Virtual Presentation SRB Virtual Awards 2020

Kisspeptin reverts hypothyroidism-induced hyperprolactinemia and gonadal hypofunction in male rats (#23)

Luciano Cardoso Santos 1 , Jeane Martinha dos Anjos Cordeiro 2 , Luciana Santos de Oliveira 1 , Erikles Macêdo Barbosa 2 , Larissa da Silva Santana 1 , William Morais Machado 2 , Larissa Rodrigues Santana 2 , Maíra Guimarães Kersul 2 , Patricia Costa Henriques 3 , Roberta Araújo-Lopes 3 , Paola Pereira das Neves Snoeck 2 , Raphael Escorsim Szawka 3 , Juneo Freitas Silva 1
  1. Department of Biological Sciences, State University of Santa Cruz, Ilheus, Bahia, Brazil
  2. Department of Agrarian and Environmental Sciences, State University of Santa Cruz, Ilheus, Bahia, Brazil
  3. Department of Physiology and Biophysics, Federal University of Minas Gerais, Belo Horizonte, Minas Gerais, Brazil

Hypothyroidism causes infertility in men by suppressing luteinizing hormone release and testicular function.
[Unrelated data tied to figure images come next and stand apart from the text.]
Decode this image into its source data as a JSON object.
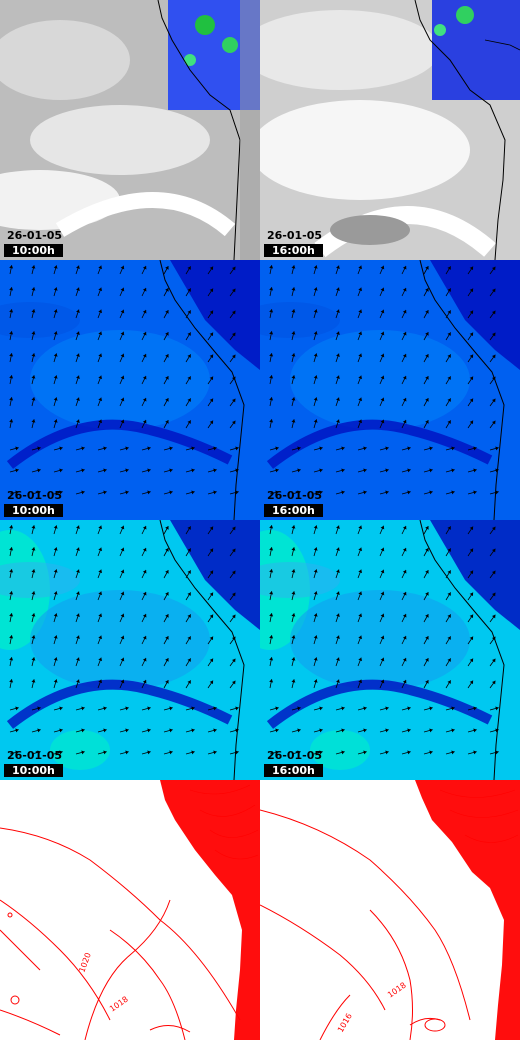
{
  "rows": [
    {
      "id": "satellite",
      "panels": [
        {
          "date": "26-01-05",
          "time": "10:00h"
        },
        {
          "date": "26-01-05",
          "time": "16:00h"
        }
      ]
    },
    {
      "id": "wind-1",
      "panels": [
        {
          "date": "26-01-05",
          "time": "10:00h"
        },
        {
          "date": "26-01-05",
          "time": "16:00h"
        }
      ]
    },
    {
      "id": "wind-2",
      "panels": [
        {
          "date": "26-01-05",
          "time": "10:00h"
        },
        {
          "date": "26-01-05",
          "time": "16:00h"
        }
      ]
    },
    {
      "id": "pressure",
      "panels": [
        {
          "isobars": [
            "1020",
            "1018"
          ]
        },
        {
          "isobars": [
            "1018",
            "1016"
          ]
        }
      ]
    }
  ],
  "colors": {
    "coast": "#000000",
    "isobar": "#ff0000",
    "cloud": "#c8c8c8",
    "wind_dark": "#0010c0",
    "wind_mid": "#0060f0",
    "wind_light": "#00c8f0",
    "wind_cyan": "#00f0c8"
  }
}
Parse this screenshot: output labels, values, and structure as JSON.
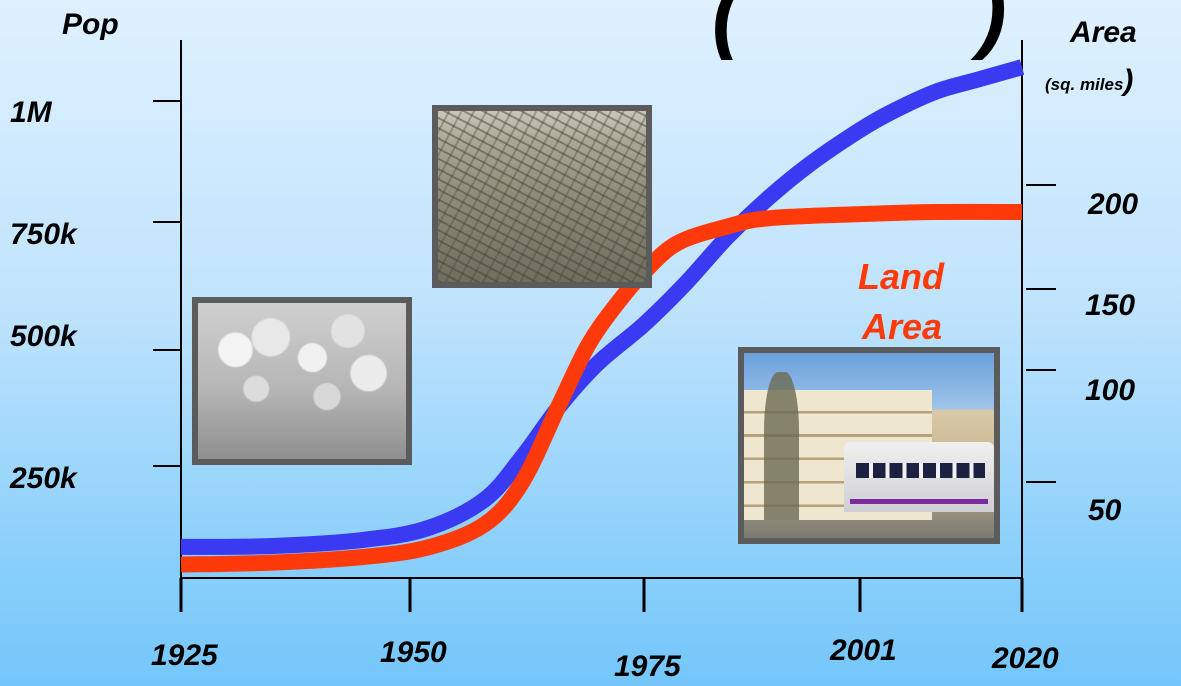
{
  "chart_data": {
    "type": "line",
    "x_ticks": [
      1925,
      1950,
      1975,
      2001,
      2020
    ],
    "left_axis": {
      "title": "Pop",
      "tick_labels": [
        "250k",
        "500k",
        "750k",
        "1M"
      ],
      "tick_values": [
        250000,
        500000,
        750000,
        1000000
      ],
      "range": [
        0,
        1100000
      ]
    },
    "right_axis": {
      "title": "Area",
      "subtitle": "(sq. miles",
      "paren_close": ")",
      "tick_labels": [
        "50",
        "100",
        "150",
        "200"
      ],
      "tick_values": [
        50,
        100,
        150,
        200
      ],
      "range": [
        0,
        240
      ]
    },
    "series": [
      {
        "axis": "left",
        "color": "#3a3af2",
        "x": [
          1925,
          1935,
          1945,
          1952,
          1958,
          1962,
          1966,
          1970,
          1975,
          1980,
          1985,
          1990,
          1995,
          2001,
          2005,
          2010,
          2015,
          2020
        ],
        "values": [
          80000,
          82000,
          95000,
          120000,
          180000,
          270000,
          380000,
          470000,
          550000,
          630000,
          720000,
          800000,
          870000,
          940000,
          980000,
          1020000,
          1045000,
          1070000
        ]
      },
      {
        "name": "Land Area",
        "axis": "right",
        "color": "#ff3a0a",
        "x": [
          1925,
          1935,
          1945,
          1952,
          1958,
          1962,
          1966,
          1969,
          1972,
          1975,
          1979,
          1985,
          1990,
          2001,
          2010,
          2020
        ],
        "values": [
          7,
          8,
          11,
          16,
          28,
          50,
          85,
          115,
          140,
          158,
          172,
          180,
          184,
          186,
          187,
          187
        ]
      }
    ],
    "annotation": {
      "text_line1": "Land",
      "text_line2": "Area",
      "color": "#ff3a0a"
    },
    "grid": false,
    "legend": "none"
  },
  "photos": [
    {
      "name": "blossom-orchard-photo"
    },
    {
      "name": "aerial-suburb-photo"
    },
    {
      "name": "light-rail-photo"
    }
  ],
  "header_partial": {
    "left_paren": "(",
    "right_paren": ")"
  }
}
Furthermore, hypothyroidism causes hyperprolactinemia, which is also associated with infertility by reducing the hypothalamic expression of kisspeptin (Kp), the central peptide responsible for gonadotropin-releasing hormone release. In the preset study, we investigated the therapeutic potential of Kp-10 in restoring the suppressive effects of hypothyroidism on the function of the gonadal axis. Hypothyroidism was induced in adult male Wistar rats using 6-propyl-2-thiouracil (4mg/Kg/day) for three months. In the last month, half of the animals received Kp-10 (12 μg/Kg/day). Hypothyroid rats displayed lower testis weight (14%), lower prostate (32%) and seminal vesicle (48%) weight, and reduced plasma levels of LH (21%) and testosterone (62%) compared with control. In addition, hypothyroidism reduced to one third the pituitary levels of Lhβ mRNA, whereas plasma prolactin levels were increased by 4.7-fold (P<0.001). Kp-10 treatment reversed hyperprolactinemia, equaling prolactin to the control levels, and significantly increased plasma LH and testosterone levels, which was associated with recovery of sexual glands weight. Hypothyroidism caused moderate multifocal testicular degeneration and reduced the seminiferous epithelium height, while Kp treatment recovered the number of degenerated tubules and size of the seminiferous epithelium. Hypothyroidism reduced sperm motility and vigor in the thermoresistance testis, altered the integrity of plasma and acrosomal membranes, and increased the number of sperm head defects by 15-fold. The treatment with Kp-10 effectively improved all these sperm parameters (P<0.05), which were fully restored to the control levels in most of the cases. Thus, the present findings reveal that the Kp-10 treatment reverses hyperprolactinemia and improves gonadotropic and testicular function in hypothyroid rats. Our study suggests that kisspeptin analogues may serve as possible alternative therapeutic approach to restore the fertility in hypothyroid men.